At Kriner’s Diner in Midtown, the restaurant continued serving customers indoors, even after the Municipality issued a Stop Work Order.
The restaurant’s owner, Andy Kriner, said that he spoke with Mayor Ethan Berkowitz on Tuesday.
“He’s just looking for common ground. There’s not much there. He has a job to do. I want to run my restaurant,” Kriner said.
Kriner said he expects to be fined for staying open, but many residents have supported the restaurant with some offering to pay the fines it receives.
Across the municipality, other restaurant owners are taking a different approach to the emergency order.
Lee Ellis, president of Midnight Sun Brewing Company said he met with city officials Tuesday and hopes to find solutions to allow businesses closed by the order to stay in business and pay their employees.
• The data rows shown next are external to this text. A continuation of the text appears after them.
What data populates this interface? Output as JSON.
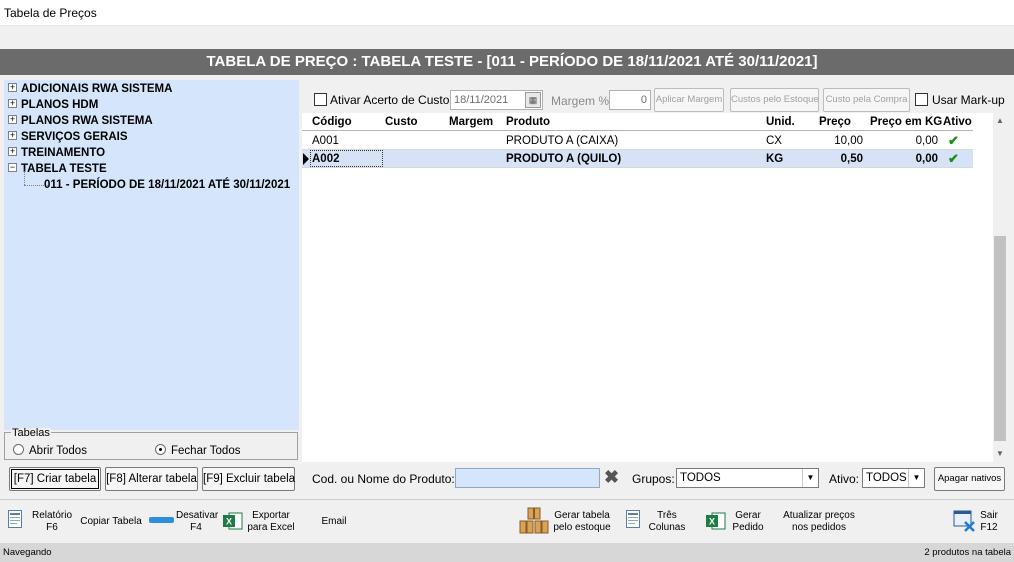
{
  "window": {
    "title": "Tabela de Preços"
  },
  "header": {
    "title": "TABELA DE PREÇO : TABELA TESTE  -  [011 - PERÍODO DE 18/11/2021 ATÉ 30/11/2021]"
  },
  "tree": {
    "items": [
      {
        "label": "ADICIONAIS RWA SISTEMA",
        "expander": "+"
      },
      {
        "label": "PLANOS HDM",
        "expander": "+"
      },
      {
        "label": "PLANOS RWA SISTEMA",
        "expander": "+"
      },
      {
        "label": "SERVIÇOS GERAIS",
        "expander": "+"
      },
      {
        "label": "TREINAMENTO",
        "expander": "+"
      },
      {
        "label": "TABELA TESTE",
        "expander": "−"
      }
    ],
    "child": {
      "label": "011 - PERÍODO DE 18/11/2021 ATÉ 30/11/2021"
    }
  },
  "tabelas": {
    "legend": "Tabelas",
    "open_all": "Abrir Todos",
    "close_all": "Fechar Todos",
    "selected": "close_all"
  },
  "left_buttons": {
    "create": "[F7] Criar tabela",
    "edit": "[F8] Alterar tabela",
    "delete": "[F9] Excluir tabela"
  },
  "options": {
    "ativar_acerto": "Ativar Acerto de Custo",
    "ativar_acerto_checked": false,
    "date": "18/11/2021",
    "margem_label": "Margem %",
    "margem_value": "0",
    "aplicar_margem": "Aplicar Margem",
    "custos_estoque": "Custos pelo Estoque",
    "custo_compra": "Custo pela Compra",
    "usar_markup": "Usar Mark-up",
    "usar_markup_checked": false
  },
  "grid": {
    "columns": [
      "Código",
      "Custo",
      "Margem",
      "Produto",
      "Unid.",
      "Preço",
      "Preço em KG",
      "Ativo"
    ],
    "rows": [
      {
        "codigo": "A001",
        "custo": "",
        "margem": "",
        "produto": "PRODUTO A (CAIXA)",
        "unid": "CX",
        "preco": "10,00",
        "preco_kg": "0,00",
        "ativo": "✔"
      },
      {
        "codigo": "A002",
        "custo": "",
        "margem": "",
        "produto": "PRODUTO A (QUILO)",
        "unid": "KG",
        "preco": "0,50",
        "preco_kg": "0,00",
        "ativo": "✔"
      }
    ],
    "selected_row": 1
  },
  "filters": {
    "product_label": "Cod. ou Nome do Produto:",
    "product_value": "",
    "grupos_label": "Grupos:",
    "grupos_value": "TODOS",
    "ativo_label": "Ativo:",
    "ativo_value": "TODOS",
    "apagar_nativos": "Apagar nativos"
  },
  "toolbar": {
    "relatorio": "Relatório",
    "relatorio_key": "F6",
    "copiar": "Copiar Tabela",
    "desativar": "Desativar",
    "desativar_key": "F4",
    "exportar": "Exportar",
    "exportar_2": "para Excel",
    "email": "Email",
    "gerar_tabela": "Gerar tabela",
    "gerar_tabela_2": "pelo estoque",
    "tres": "Três",
    "tres_2": "Colunas",
    "gerar_pedido": "Gerar",
    "gerar_pedido_2": "Pedido",
    "atualizar": "Atualizar preços",
    "atualizar_2": "nos pedidos",
    "sair": "Sair",
    "sair_key": "F12"
  },
  "status": {
    "left": "Navegando",
    "right": "2 produtos na tabela"
  },
  "colors": {
    "header_bg": "#6b6b6b",
    "tree_bg": "#d5e5fb",
    "selected_row": "#d6e3f7",
    "check_green": "#1a8f1a"
  }
}
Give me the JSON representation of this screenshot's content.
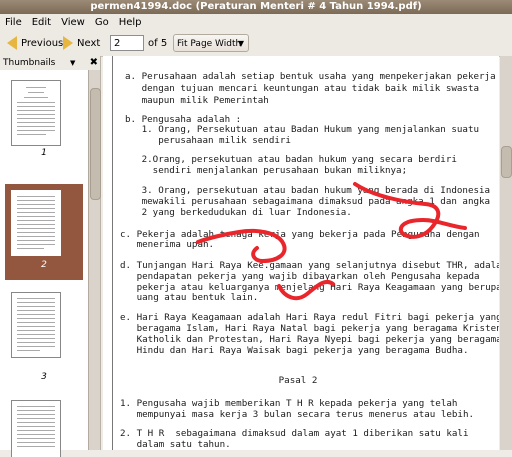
{
  "window": {
    "title": "permen41994.doc (Peraturan Menteri # 4 Tahun 1994.pdf)"
  },
  "menu": [
    "File",
    "Edit",
    "View",
    "Go",
    "Help"
  ],
  "toolbar": {
    "previous": "Previous",
    "next": "Next",
    "page_value": "2",
    "page_of": "of 5",
    "zoom": "Fit Page Width"
  },
  "sidebar": {
    "title": "Thumbnails",
    "thumbnails": [
      {
        "label": "1"
      },
      {
        "label": "2"
      },
      {
        "label": "3"
      }
    ]
  },
  "document": {
    "lines": [
      "a. Perusahaan adalah setiap bentuk usaha yang menpekerjakan pekerja",
      "   dengan tujuan mencari keuntungan atau tidak baik milik swasta",
      "   maupun milik Pemerintah",
      "b. Pengusaha adalah :",
      "   1. Orang, Persekutuan atau Badan Hukum yang menjalankan suatu",
      "      perusahaan milik sendiri",
      "   2.Orang, persekutuan atau badan hukum yang secara berdiri",
      "     sendiri menjalankan perusahaan bukan miliknya;",
      "   3. Orang, persekutuan atau badan hukum yang berada di Indonesia",
      "   mewakili perusahaan sebagaimana dimaksud pada angka 1 dan angka",
      "   2 yang berkedudukan di luar Indonesia.",
      "c. Pekerja adalah tenaga kerja yang bekerja pada Pengusaha dengan",
      "   menerima upah.",
      "d. Tunjangan Hari Raya Kee.gamaan yang selanjutnya disebut THR, adalah",
      "   pendapatan pekerja yang wajib dibayarkan oleh Pengusaha kepada",
      "   pekerja atau keluarganya menjelang Hari Raya Keagamaan yang berupa",
      "   uang atau bentuk lain.",
      "e. Hari Raya Keagamaan adalah Hari Raya redul Fitri bagi pekerja yang",
      "   beragama Islam, Hari Raya Natal bagi pekerja yang beragama Kristen",
      "   Katholik dan Protestan, Hari Raya Nyepi bagi pekerja yang beragama",
      "   Hindu dan Hari Raya Waisak bagi pekerja yang beragama Budha.",
      "Pasal 2",
      "1. Pengusaha wajib memberikan T H R kepada pekerja yang telah",
      "   mempunyai masa kerja 3 bulan secara terus menerus atau lebih.",
      "2. T H R  sebagaimana dimaksud dalam ayat 1 diberikan satu kali",
      "   dalam satu tahun."
    ]
  },
  "colors": {
    "annotation": "#e8262b",
    "selected_thumbnail": "#93573f",
    "arrow": "#e7b640"
  }
}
Ellis says he hopes some of the CARES Act funding the Muni received can be directed toward businesses forced to reduce their operations while continue operating at a greater capacity.
In Girdwood, the owners of Jack Sprat are also weighing their options as to the best path forward.
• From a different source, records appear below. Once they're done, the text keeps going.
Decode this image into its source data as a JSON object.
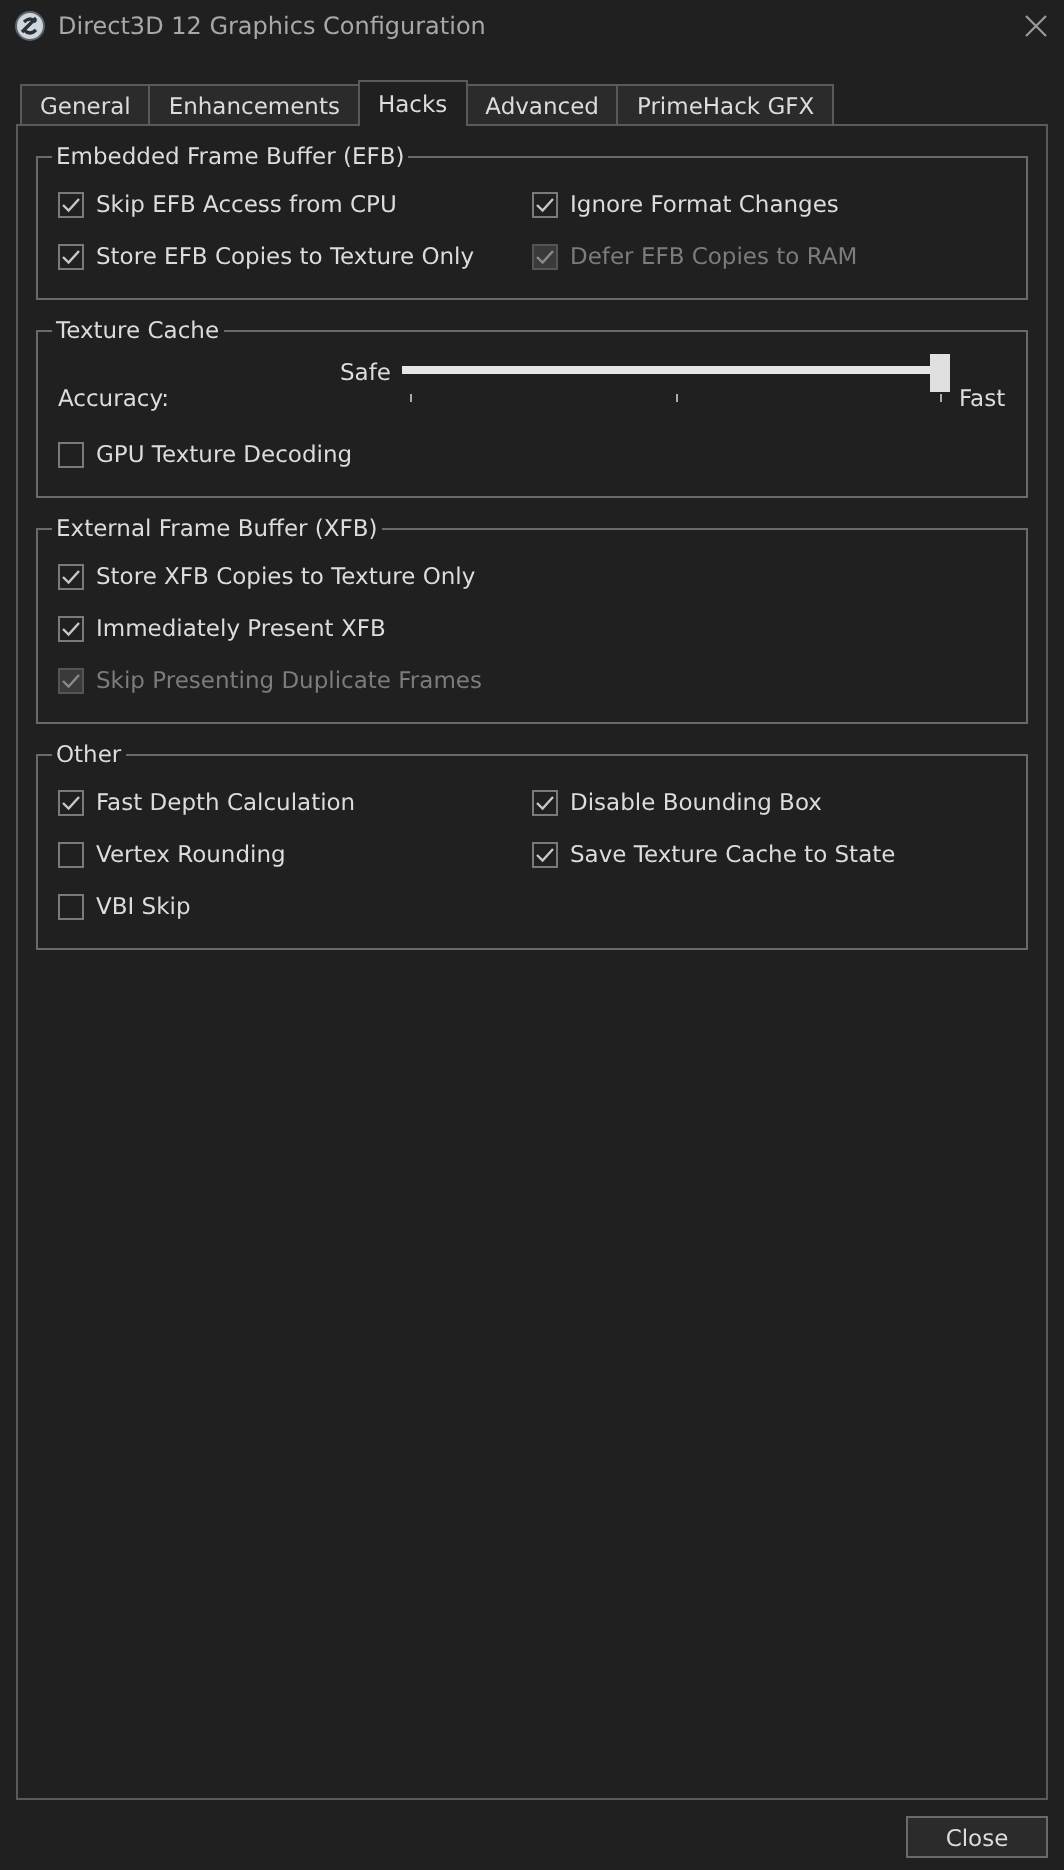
{
  "window": {
    "title": "Direct3D 12 Graphics Configuration"
  },
  "tabs": [
    {
      "label": "General",
      "selected": false
    },
    {
      "label": "Enhancements",
      "selected": false
    },
    {
      "label": "Hacks",
      "selected": true
    },
    {
      "label": "Advanced",
      "selected": false
    },
    {
      "label": "PrimeHack GFX",
      "selected": false
    }
  ],
  "groups": [
    {
      "title": "Embedded Frame Buffer (EFB)",
      "kind": "grid",
      "items": [
        {
          "label": "Skip EFB Access from CPU",
          "checked": true,
          "disabled": false
        },
        {
          "label": "Ignore Format Changes",
          "checked": true,
          "disabled": false
        },
        {
          "label": "Store EFB Copies to Texture Only",
          "checked": true,
          "disabled": false
        },
        {
          "label": "Defer EFB Copies to RAM",
          "checked": true,
          "disabled": true
        }
      ]
    },
    {
      "title": "Texture Cache",
      "kind": "list",
      "slider": {
        "label": "Accuracy:",
        "min_label": "Safe",
        "max_label": "Fast",
        "level": 1
      },
      "items": [
        {
          "label": "GPU Texture Decoding",
          "checked": false,
          "disabled": false
        }
      ]
    },
    {
      "title": "External Frame Buffer (XFB)",
      "kind": "list",
      "items": [
        {
          "label": "Store XFB Copies to Texture Only",
          "checked": true,
          "disabled": false
        },
        {
          "label": "Immediately Present XFB",
          "checked": true,
          "disabled": false
        },
        {
          "label": "Skip Presenting Duplicate Frames",
          "checked": true,
          "disabled": true
        }
      ]
    },
    {
      "title": "Other",
      "kind": "grid",
      "items": [
        {
          "label": "Fast Depth Calculation",
          "checked": true,
          "disabled": false
        },
        {
          "label": "Disable Bounding Box",
          "checked": true,
          "disabled": false
        },
        {
          "label": "Vertex Rounding",
          "checked": false,
          "disabled": false
        },
        {
          "label": "Save Texture Cache to State",
          "checked": true,
          "disabled": false
        },
        {
          "label": "VBI Skip",
          "checked": false,
          "disabled": false
        }
      ]
    }
  ],
  "buttons": [
    "Close"
  ]
}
“These last emergency orders with reducing the space inside, and now closing the indoor dining is going to cause us to reduce our hours and lay some of our staff off,” Frans Weitz, co-owner of Jack Sprat, said. “So we’re fighting for them, and we feel like if the mayor wants to continue these orders through August and indefinitely, we’d like compensation so we can continue to pay our employees and keep our business afloat, or we’re considering litigation.”
The Mayor’s office said the majority of restaurants are complying with the requirements of emergency order 15, but businesses that are in violation will be issued a Stop Work Order and then fined on a daily basis. Businesses in violation within the municipality could also lose their ability to access stimulus or relief funds.
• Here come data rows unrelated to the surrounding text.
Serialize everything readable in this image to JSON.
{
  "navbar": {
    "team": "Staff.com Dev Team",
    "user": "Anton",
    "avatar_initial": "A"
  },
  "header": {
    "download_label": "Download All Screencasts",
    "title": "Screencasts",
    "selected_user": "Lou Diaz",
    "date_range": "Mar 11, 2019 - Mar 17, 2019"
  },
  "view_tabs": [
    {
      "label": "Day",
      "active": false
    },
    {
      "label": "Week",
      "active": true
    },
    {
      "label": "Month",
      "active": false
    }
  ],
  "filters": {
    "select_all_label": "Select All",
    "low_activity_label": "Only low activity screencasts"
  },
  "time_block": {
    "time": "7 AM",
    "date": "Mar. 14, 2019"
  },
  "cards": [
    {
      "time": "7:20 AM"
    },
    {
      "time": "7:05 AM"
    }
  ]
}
“Flagrant violations of Emergency Orders needlessly increase the public health risk to employees and customers, and divert public resources from the more pressing needs of the community,” the Mayor’s Office said in a statement.
Businesses that violated the order could also be subject to “legal consequences” or citations.
Editor’s Note: This story has been updated to include a statement from the Mayor’s Office.